Garlic Butter-Roasted Cremini Mushrooms
Roasted with capers and garlic, this simple dish is a real show-stopper.

Scallion Relish
This peppy relish from Martha Stewart adds flavor to the likes of scrambled eggs or even this week’s stir fry.

Garlic-Ginger Beef & Vegetable Stir-Fry

Serve this fragrant stir-fry with rice or noodles; we also love topping each serving with a fried egg and extra hot sauce.

Ingredients:
½ cup soy sauce
½ cup hoisin sauce
2-3 cloves garlic, minced
2 tablespoons freshly-grated ginger
1- 2 tablespoons Sun Sauce or Sriracha (optional)
1 pound stir-fry beef, thinly-sliced
2 tablespoons sesame oil or vegetable oil
8 ounces mushrooms, such as a mix of Cremini and Shiitake, washed and sliced if very large
1 bunch broccolini, trimmed of any tough ends
1 bunch Senposai greens
1 Lotus root, peeled, trimmed of root ends and thinly-sliced into rounds
1 yellow onion, cut into slices
1 bunch scallions, trimmed of root ends and minced

Method:
1. In a bowl, whisk together the soy sauce, hoisin sauce, garlic, ginger and Sun Sauce until combined.

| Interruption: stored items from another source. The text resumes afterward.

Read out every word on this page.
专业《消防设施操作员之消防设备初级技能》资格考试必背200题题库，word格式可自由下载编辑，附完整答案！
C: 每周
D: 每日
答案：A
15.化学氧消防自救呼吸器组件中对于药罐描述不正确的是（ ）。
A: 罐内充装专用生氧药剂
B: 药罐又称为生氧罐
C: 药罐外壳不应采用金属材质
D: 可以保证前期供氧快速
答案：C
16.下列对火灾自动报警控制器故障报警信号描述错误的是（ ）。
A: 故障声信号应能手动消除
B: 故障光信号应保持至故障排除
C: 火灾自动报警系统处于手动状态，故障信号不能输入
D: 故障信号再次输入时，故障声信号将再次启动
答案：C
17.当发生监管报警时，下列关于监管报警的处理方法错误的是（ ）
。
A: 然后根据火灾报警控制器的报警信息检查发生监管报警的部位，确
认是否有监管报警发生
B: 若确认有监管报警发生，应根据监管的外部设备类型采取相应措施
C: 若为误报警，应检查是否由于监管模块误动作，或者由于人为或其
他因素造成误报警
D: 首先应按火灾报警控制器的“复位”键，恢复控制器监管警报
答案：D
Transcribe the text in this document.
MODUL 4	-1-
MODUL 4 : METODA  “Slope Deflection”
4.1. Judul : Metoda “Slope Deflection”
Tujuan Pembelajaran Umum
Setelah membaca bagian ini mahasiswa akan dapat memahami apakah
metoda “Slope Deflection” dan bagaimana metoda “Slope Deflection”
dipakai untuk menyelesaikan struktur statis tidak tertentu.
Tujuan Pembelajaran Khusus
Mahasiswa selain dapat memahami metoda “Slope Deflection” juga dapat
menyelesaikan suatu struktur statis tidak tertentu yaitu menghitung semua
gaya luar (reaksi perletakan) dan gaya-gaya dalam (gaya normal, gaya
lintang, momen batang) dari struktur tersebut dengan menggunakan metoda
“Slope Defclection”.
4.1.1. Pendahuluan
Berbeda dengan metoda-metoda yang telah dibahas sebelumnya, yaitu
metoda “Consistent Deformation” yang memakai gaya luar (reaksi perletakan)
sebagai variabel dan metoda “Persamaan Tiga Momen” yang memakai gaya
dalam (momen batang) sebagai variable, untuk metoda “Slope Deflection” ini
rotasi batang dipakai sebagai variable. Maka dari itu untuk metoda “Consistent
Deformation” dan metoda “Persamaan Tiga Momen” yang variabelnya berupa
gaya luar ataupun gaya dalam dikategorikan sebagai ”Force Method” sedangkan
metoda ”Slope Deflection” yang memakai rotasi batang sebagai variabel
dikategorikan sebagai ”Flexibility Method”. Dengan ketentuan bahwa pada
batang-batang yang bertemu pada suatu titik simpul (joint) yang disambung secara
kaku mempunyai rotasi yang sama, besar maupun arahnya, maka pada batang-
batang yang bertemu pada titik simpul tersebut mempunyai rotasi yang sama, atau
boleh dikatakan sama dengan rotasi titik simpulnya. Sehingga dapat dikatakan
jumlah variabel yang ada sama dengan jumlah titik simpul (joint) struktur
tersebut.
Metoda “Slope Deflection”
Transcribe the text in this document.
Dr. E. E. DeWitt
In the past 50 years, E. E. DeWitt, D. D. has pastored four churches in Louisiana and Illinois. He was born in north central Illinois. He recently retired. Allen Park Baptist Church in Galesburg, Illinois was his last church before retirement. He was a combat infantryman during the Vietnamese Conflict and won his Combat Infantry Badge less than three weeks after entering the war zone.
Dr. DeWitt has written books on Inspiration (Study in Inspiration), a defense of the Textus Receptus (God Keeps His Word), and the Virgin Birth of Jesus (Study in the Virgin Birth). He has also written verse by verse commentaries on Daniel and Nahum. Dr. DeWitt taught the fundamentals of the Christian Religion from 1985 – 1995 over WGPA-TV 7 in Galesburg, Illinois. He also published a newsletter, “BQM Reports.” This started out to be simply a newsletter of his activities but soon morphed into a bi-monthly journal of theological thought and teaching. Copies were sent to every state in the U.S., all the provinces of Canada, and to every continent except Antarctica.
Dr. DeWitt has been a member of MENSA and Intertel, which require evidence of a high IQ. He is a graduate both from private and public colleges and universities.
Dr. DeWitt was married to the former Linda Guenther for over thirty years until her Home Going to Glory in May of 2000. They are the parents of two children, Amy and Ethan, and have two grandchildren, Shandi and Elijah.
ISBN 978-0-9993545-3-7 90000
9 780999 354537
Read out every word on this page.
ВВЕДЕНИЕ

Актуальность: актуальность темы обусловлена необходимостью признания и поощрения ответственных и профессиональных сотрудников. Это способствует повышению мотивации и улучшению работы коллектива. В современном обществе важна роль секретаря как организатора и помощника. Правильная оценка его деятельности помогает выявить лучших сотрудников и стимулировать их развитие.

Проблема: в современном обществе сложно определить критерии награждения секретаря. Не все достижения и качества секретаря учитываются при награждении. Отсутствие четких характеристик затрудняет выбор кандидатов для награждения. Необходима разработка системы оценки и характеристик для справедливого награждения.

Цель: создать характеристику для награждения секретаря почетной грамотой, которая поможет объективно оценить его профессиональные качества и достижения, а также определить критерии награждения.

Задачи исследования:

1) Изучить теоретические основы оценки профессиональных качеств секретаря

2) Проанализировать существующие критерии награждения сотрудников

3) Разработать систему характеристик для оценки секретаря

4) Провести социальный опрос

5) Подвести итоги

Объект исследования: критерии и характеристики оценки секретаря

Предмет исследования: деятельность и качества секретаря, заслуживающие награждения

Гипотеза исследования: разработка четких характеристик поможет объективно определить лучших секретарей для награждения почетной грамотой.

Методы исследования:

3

2. Put the beef slices in a plastic baggie or bowl. Pour ¼ cup of the garlic-ginger sauce over the pork and mix to coat evenly. Marinate at least 1 hour or overnight in the fridge. Place remaining garlic-ginger sauce in the fridge as well.

3. In a large skillet over medium high heat, add 1 tablespoon of the sesame or vegetable oil and the pork. Cook for 5 minutes, stirring occasionally. Remove the pork from the skillet and set aside.

4. In the same skillet add the other tablespoon of oil and add all the prepped vegetables and greens. Cook 5 to 8 minutes, stirring occasionally. Add the pork and remaining garlic-ginger sauce. Cook for an additional 3 to 4 minutes. Serve with scallions and sesame seeds on top, if desired.